Objective: To determine whether information from the physician's initial evaluation of patients with suspected coronary artery disease predicts coronary anatomy at catheterization and 3-year survival.
Design: Prospective validation of regression model estimates in an outpatient cohort.
Setting: University medical center.
Patients: A total of 1030 consecutive outpatients referred for noninvasive testing for suspected coronary artery disease; 168 of these patients subsequently underwent catheterization within 90 days.
Measurements: Information from the initial history, physical examination, electrocardiogram, and chest radiograph was used to predict coronary anatomy (the likelihood of any significant coronary disease, severe disease [left main or three-vessel], and significant left main disease) among 168 catheterized patients and to estimate 3-year survival among all patients. These estimates were compared with those based on treadmill testing. Cardiovascular testing charges were calculated for all patients.

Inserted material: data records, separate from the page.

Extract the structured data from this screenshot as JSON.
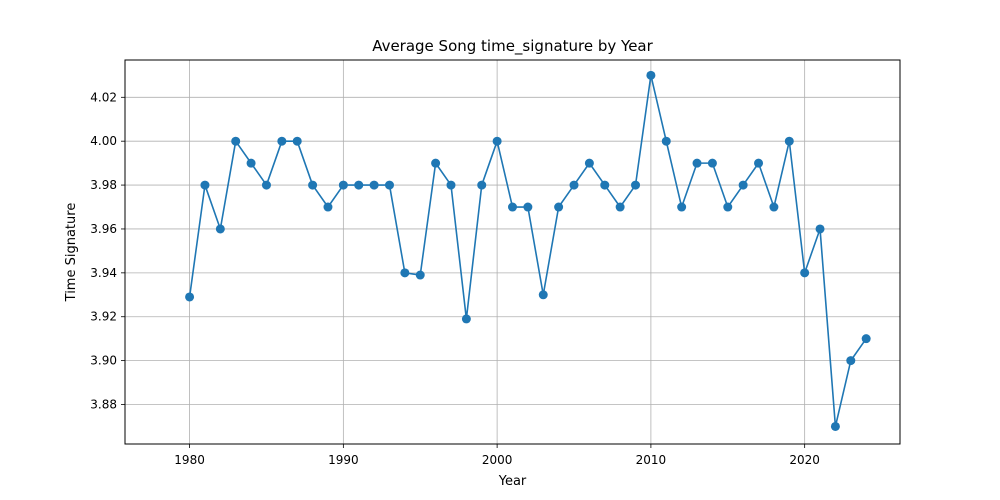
{
  "chart_data": {
    "type": "line",
    "title": "Average Song time_signature by Year",
    "xlabel": "Year",
    "ylabel": "Time Signature",
    "xlim": [
      1975.8,
      2026.2
    ],
    "ylim": [
      3.862,
      4.037
    ],
    "xticks": [
      1980,
      1990,
      2000,
      2010,
      2020
    ],
    "yticks": [
      3.88,
      3.9,
      3.92,
      3.94,
      3.96,
      3.98,
      4.0,
      4.02
    ],
    "ytick_labels": [
      "3.88",
      "3.90",
      "3.92",
      "3.94",
      "3.96",
      "3.98",
      "4.00",
      "4.02"
    ],
    "grid": true,
    "color": "#1f77b4",
    "marker": "circle",
    "series": [
      {
        "x": [
          1980,
          1981,
          1982,
          1983,
          1984,
          1985,
          1986,
          1987,
          1988,
          1989,
          1990,
          1991,
          1992,
          1993,
          1994,
          1995,
          1996,
          1997,
          1998,
          1999,
          2000,
          2001,
          2002,
          2003,
          2004,
          2005,
          2006,
          2007,
          2008,
          2009,
          2010,
          2011,
          2012,
          2013,
          2014,
          2015,
          2016,
          2017,
          2018,
          2019,
          2020,
          2021,
          2022,
          2023,
          2024
        ],
        "y": [
          3.929,
          3.98,
          3.96,
          4.0,
          3.99,
          3.98,
          4.0,
          4.0,
          3.98,
          3.97,
          3.98,
          3.98,
          3.98,
          3.98,
          3.94,
          3.939,
          3.99,
          3.98,
          3.919,
          3.98,
          4.0,
          3.97,
          3.97,
          3.93,
          3.97,
          3.98,
          3.99,
          3.98,
          3.97,
          3.98,
          4.03,
          4.0,
          3.97,
          3.99,
          3.99,
          3.97,
          3.98,
          3.99,
          3.97,
          4.0,
          3.94,
          3.96,
          3.87,
          3.9,
          3.91
        ]
      }
    ]
  }
}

Results: Predicted coronary anatomy and survival closely corresponded to actual findings. Compared with the treadmill exercise test, initial evaluation was slightly better able to distinguish patients with or without any coronary disease and was similar in the ability to identify patients at increased risk for dying or with anatomically severe disease. Based on arbitrary definitions, 37% to 66% of patients were at low risk and responsible for 31% to 56% of the charges for cardiovascular testing.
Conclusions: The physician's initial evaluation, despite the subjective nature of much of the information gathered, can be used to identify patients likely to benefit from further testing. The development of strategies for cost-conscious quality care must begin with the history, physical examination, and simple laboratory testing.